One nation that has been overlooked so far is Pakistan, which the United States has touted as a “frontline ally” in the anti-terrorism war. But Pakistan’s cooperation has been grudging and spotty. Thousands of al-Qaeda fighters managed to escape into Pakistan, where they have been sheltered and helped to regroup by Pakistani member groups of the International Islamic Front. Sections of the Pakistani military and its intelligence agencies continue to aid al-Qaeda and its sister terrorist groups in Pakistan. Many of the gains made during 2001 and 2002 in the U.S.-led war on terrorism in Afghanistan have been squandered because Pakistan has become al-Qaeda’s new command center.
Even worse, Pakistani nuclear experts are under investigation for links with al-Qaeda. There is legitimate concern that President Pervez Musharraf’s regime does not have full control over Pakistan’s nuclear weapons. Furthermore, Pakistan is reported to have shared its nuclear technology with North Korea, and possibly with Myanmar and Saudi Arabia, thus contributing to the problem of nuclear proliferation.
A nation that is penetrated by Islamic radicals and that possesses dozens of nuclear weapons and proliferates them to other dictatorial countries poses a tangible and immediate problem. But U.S. policy toward Pakistan does not reflect that reality. In the absence of pressure from the United States, Pakistan has not found it necessary to take serious action against Islamic extremists or to end its proliferation activities. Other unstable nations are likely to look to Pakistan as a role model that has achieved nuclear status and checkmated the United States into acquiescence. North Korea may be the first nation to follow the Pakistani path.
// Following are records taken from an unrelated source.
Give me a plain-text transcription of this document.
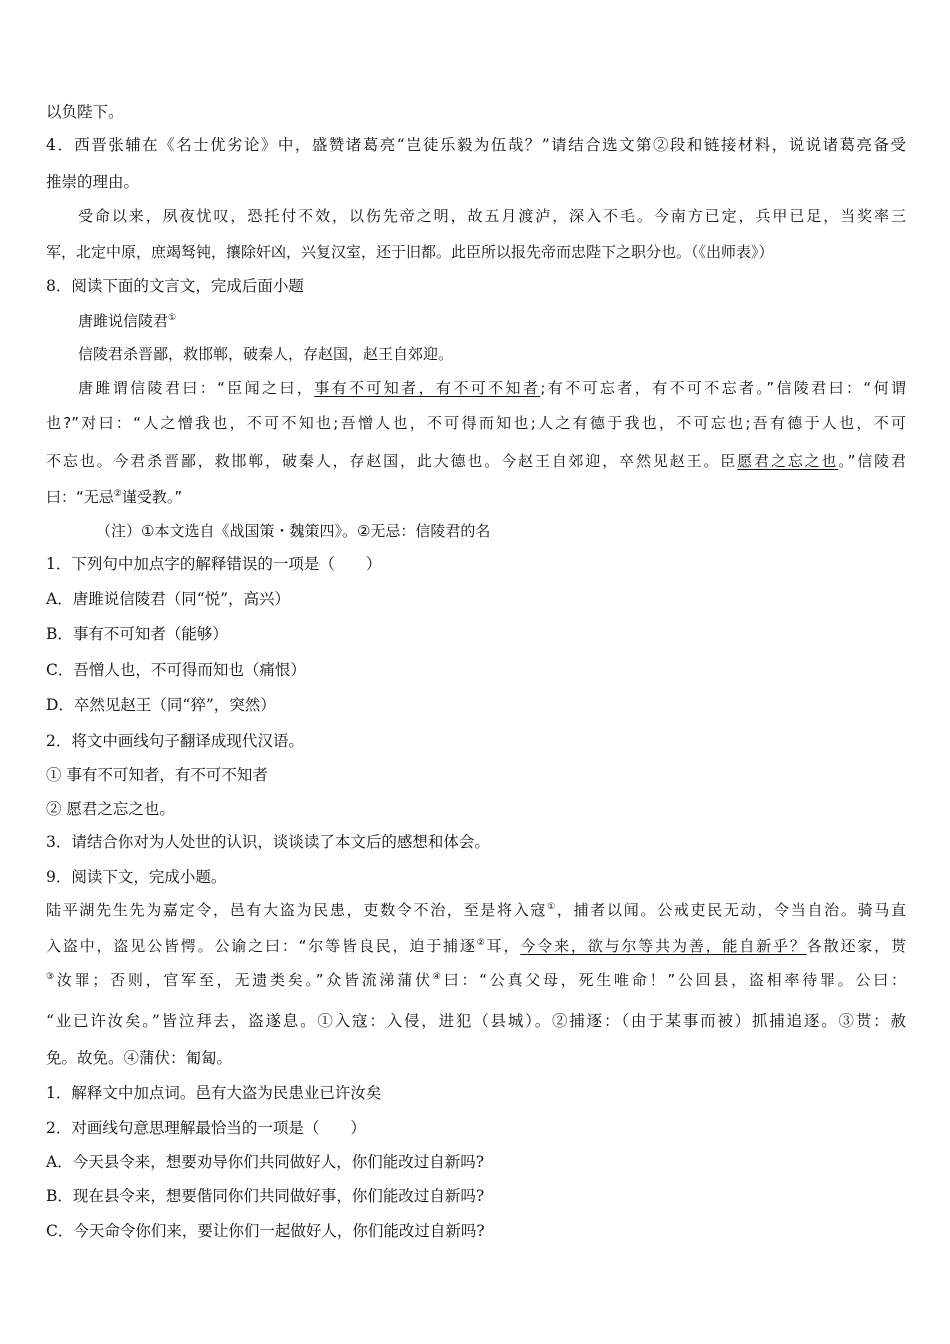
以负陛下。
4．西晋张辅在《名士优劣论》中，盛赞诸葛亮“岂徒乐毅为伍哉？”请结合选文第②段和链接材料，说说诸葛亮备受
推崇的理由。
受命以来，夙夜忧叹，恐托付不效，以伤先帝之明，故五月渡泸，深入不毛。今南方已定，兵甲已足，当奖率三
军，北定中原，庶竭驽钝，攘除奸凶，兴复汉室，还于旧都。此臣所以报先帝而忠陛下之职分也。（《出师表》）
8．阅读下面的文言文，完成后面小题
唐雎说信陵君①
信陵君杀晋鄙，救邯郸，破秦人，存赵国，赵王自郊迎。
唐雎谓信陵君曰：“臣闻之曰，事有不可知者，有不可不知者;有不可忘者，有不可不忘者。”信陵君曰：“何谓
也?”对曰：“人之憎我也，不可不知也;吾憎人也，不可得而知也;人之有德于我也，不可忘也;吾有德于人也，不可
不忘也。今君杀晋鄙，救邯郸，破秦人，存赵国，此大德也。今赵王自郊迎，卒然见赵王。臣愿君之忘之也。”信陵君
曰：“无忌②谨受教。”
（注）①本文选自《战国策・魏策四》。②无忌：信陵君的名
1．下列句中加点字的解释错误的一项是（　　）
A．唐雎说信陵君（同“悦”，高兴）
B．事有不可知者（能够）
C．吾憎人也，不可得而知也（痛恨）
D．卒然见赵王（同“猝”，突然）
2．将文中画线句子翻译成现代汉语。
① 事有不可知者，有不可不知者
② 愿君之忘之也。
3．请结合你对为人处世的认识，谈谈读了本文后的感想和体会。
9．阅读下文，完成小题。
陆平湖先生先为嘉定令，邑有大盗为民患，吏数令不治，至是将入寇①，捕者以闻。公戒吏民无动，令当自治。骑马直
入盗中，盗见公皆愕。公谕之曰：“尔等皆良民，迫于捕逐②耳，今令来，欲与尔等共为善，能自新乎？各散还家，贳
③汝罪；否则，官军至，无遗类矣。”众皆流涕蒲伏④曰：“公真父母，死生唯命！”公回县，盗相率待罪。公曰：
“业已许汝矣。”皆泣拜去，盗遂息。①入寇：入侵，进犯（县城）。②捕逐：（由于某事而被）抓捕追逐。③贳：赦
免。故免。④蒲伏：匍匐。
1．解释文中加点词。邑有大盗为民患业已许汝矣
2．对画线句意思理解最恰当的一项是（　　）
A．今天县令来，想要劝导你们共同做好人，你们能改过自新吗?
B．现在县令来，想要偕同你们共同做好事，你们能改过自新吗?
C．今天命令你们来，要让你们一起做好人，你们能改过自新吗?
A reevaluation of U.S. policy toward Pakistan is imperative. Forcing Pakistan to dismantle the terrorist infrastructure within its borders and put a tight lid on its nuclear proliferation activities is more likely to fortify short- and long-term U.S. national security interests than is an invasion of Iraq. There is also a need for contingency plans to rapidly secure and extract Pakistan’s nuclear weapons in case of a coup by Islamic radicals.